Rechtsfolgen der Verfassungswidrigkeit

Verfassungswidrige Gesetze sind grundsätzlich nichtig. Das Bundesverfassungsgericht hat jedoch keine Nichtigkeit der §§ 1626a, 1672 BGB ausgesprochen, weil bis zum Inkrafttreten neuer Vorschriften die Regelung der elterlichen Sorge bei getrennt lebenden Eltern nichtehelicher Kinder weiterhin erforderlich ist und in diesem Übergangszeitraum die Übertragung der elterlichen Sorge auf beide Elternteile gemeinsam oder auf den Vater weiterhin möglich sein muss.
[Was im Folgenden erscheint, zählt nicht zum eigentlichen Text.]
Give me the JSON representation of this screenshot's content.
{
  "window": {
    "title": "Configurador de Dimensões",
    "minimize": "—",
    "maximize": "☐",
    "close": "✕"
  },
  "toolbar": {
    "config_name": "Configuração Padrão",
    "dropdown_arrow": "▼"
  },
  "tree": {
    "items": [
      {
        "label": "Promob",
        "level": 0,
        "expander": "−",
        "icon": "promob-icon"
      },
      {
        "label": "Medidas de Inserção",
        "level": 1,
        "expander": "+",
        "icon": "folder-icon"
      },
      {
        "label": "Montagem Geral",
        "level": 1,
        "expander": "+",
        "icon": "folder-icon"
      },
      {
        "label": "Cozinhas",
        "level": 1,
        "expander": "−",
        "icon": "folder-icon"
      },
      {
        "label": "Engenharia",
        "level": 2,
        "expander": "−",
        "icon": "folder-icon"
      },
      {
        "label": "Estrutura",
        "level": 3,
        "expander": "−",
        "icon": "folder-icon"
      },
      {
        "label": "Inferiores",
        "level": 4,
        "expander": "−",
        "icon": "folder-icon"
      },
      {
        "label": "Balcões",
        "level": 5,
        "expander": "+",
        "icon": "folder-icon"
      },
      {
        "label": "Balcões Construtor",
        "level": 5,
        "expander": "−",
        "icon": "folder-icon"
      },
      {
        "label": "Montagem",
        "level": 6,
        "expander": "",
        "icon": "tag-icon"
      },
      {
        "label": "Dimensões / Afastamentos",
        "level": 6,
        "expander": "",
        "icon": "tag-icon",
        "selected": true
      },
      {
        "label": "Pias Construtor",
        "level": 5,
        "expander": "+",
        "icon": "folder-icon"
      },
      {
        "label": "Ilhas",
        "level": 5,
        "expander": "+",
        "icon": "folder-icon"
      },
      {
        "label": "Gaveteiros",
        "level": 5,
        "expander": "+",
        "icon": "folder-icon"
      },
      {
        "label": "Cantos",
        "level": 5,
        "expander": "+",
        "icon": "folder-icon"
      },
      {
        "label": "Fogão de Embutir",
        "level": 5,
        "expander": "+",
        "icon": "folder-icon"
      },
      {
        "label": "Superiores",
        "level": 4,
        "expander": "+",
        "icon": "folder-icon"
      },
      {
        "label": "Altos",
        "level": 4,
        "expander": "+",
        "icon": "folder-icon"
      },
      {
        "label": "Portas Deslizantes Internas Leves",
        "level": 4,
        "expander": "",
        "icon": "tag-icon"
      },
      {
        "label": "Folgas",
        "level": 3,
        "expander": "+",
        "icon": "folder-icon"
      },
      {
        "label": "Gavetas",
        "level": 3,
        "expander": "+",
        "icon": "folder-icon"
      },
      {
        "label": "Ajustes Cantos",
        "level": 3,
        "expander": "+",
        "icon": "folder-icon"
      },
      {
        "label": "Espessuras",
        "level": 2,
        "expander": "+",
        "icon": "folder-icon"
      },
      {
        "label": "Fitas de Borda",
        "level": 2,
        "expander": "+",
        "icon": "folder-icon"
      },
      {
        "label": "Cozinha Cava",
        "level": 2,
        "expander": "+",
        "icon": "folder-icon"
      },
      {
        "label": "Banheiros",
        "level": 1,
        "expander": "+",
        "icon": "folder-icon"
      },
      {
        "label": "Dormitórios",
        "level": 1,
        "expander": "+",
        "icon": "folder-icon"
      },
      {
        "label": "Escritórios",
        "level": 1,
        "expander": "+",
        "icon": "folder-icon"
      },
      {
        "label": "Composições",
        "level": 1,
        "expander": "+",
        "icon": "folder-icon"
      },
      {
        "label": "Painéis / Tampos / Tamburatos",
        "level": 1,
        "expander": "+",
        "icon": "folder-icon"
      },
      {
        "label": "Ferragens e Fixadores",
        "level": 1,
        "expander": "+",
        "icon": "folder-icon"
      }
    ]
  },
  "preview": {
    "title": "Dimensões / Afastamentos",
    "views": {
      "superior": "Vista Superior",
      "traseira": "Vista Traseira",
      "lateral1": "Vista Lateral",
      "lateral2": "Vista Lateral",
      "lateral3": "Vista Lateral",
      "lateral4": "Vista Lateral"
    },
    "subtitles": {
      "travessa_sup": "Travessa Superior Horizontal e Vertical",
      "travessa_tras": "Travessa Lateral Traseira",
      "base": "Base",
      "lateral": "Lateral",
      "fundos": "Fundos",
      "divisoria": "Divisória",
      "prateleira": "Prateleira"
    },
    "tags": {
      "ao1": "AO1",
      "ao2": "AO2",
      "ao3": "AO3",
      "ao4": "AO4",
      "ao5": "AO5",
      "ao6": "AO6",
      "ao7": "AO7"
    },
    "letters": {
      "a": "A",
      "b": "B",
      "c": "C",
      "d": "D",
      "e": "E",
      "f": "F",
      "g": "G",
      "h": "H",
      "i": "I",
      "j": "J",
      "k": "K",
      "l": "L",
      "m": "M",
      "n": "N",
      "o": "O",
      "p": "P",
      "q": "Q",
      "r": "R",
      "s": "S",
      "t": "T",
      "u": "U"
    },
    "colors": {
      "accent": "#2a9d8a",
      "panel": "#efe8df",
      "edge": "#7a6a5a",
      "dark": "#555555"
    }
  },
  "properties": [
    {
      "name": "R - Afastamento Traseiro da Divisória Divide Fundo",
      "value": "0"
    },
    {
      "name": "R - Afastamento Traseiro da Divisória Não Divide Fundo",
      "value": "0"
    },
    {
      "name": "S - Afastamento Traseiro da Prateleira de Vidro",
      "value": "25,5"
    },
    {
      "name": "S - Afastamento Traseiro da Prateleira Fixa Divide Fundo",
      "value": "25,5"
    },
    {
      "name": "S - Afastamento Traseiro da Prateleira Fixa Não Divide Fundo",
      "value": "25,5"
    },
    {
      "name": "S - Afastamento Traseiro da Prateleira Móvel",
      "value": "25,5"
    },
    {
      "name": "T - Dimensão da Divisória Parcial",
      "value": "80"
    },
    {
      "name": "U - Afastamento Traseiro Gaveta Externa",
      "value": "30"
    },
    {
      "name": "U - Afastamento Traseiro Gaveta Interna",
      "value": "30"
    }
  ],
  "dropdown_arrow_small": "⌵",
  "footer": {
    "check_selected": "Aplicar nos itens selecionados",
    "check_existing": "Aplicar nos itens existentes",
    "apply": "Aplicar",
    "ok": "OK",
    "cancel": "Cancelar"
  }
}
Daher ist, bis ein neues Gesetz in Kraft getreten ist, § 1626a BGB mit der Maßgabe anzuwenden, dass das Familiengericht den Eltern auf Antrag eines Elternteils die elterliche Sorge oder einen Teil der elterlichen Sorge gemeinsam überträgt, soweit zu erwarten ist, dass dies dem Kindeswohl entspricht. Soweit eine gemeinsame elterliche Sorge nicht in Betracht kommt, ist § 1672 BGB mit der Maßgabe anzuwenden, dass das Familiengericht dem Vater auf Antrag eines Elternteils die elterliche Sorge oder einen Teil der elterlichen Sorge überträgt, wenn dies dem Kindeswohl am besten entspricht.